Quantas revisões devem entrar no escopo base?

A TBO trabalha com três revisões por bloco no escopo base e revisões adicionais cobradas em hora-técnica. Isso disciplina o processo de aprovação, força decisões mais bem pensadas do cliente e protege o cronograma comercial. Sem cláusula clara, o estúdio absorve revisões infinitas e a margem evapora.

Por que aprovar em blocos e não em pacote único?

Porque o retrabalho em cascata é o maior risco financeiro do projeto. Aprovando bloco por bloco (fachada/implantação, áreas comuns, unidades), uma decisão tardia em uma área não obriga a refazer imagens já produzidas. O método também alinha o ritmo de produção ao ritmo de evolução do projeto executivo.

O que acontece quando o executivo final difere do que foi modelado?

O estúdio executa um diff entre o produto modelado e o produto final aprovado. As alterações são quantificadas e orçadas em pacote separado, e o cliente decide se a campanha vigente comporta o ajuste ou se vale assumir defasagem visual até o próximo ciclo de mídia. A transparência sobre custo de mudança é o que evita conflito comercial.

Por que o executivo nunca está pronto a tempo do lançamento?

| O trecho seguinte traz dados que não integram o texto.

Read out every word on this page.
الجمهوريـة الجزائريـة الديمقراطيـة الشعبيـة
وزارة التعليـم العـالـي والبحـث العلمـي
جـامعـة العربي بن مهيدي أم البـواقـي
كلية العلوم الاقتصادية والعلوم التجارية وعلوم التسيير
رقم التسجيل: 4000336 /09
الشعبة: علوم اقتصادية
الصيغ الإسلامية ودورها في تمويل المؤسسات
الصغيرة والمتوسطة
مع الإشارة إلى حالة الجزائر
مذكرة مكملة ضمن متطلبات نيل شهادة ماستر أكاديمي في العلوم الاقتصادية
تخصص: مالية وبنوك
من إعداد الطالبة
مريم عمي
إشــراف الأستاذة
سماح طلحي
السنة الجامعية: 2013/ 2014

Porque a cadeia de incorporação opera dois cronogramas paralelos que não se conversam: o comercial precisa abrir estande sete a doze meses antes do habite-se, e as imagens são contratadas com produto em estudo preliminar. Não é falha de processo — é estrutura do mercado brasileiro. O erro está em exigir do estúdio um nível de informação que o próprio incorporador ainda não tem.

Por que clay render antes do render final?

Porque aprovar enquadramento, altura de câmera e composição no clay é cerca de dez vezes mais barato do que no render final. O cliente toma decisões de direção sem ainda estar discutindo material e iluminação. Quem pula essa etapa transforma cada revisão final em refação de produção pesada.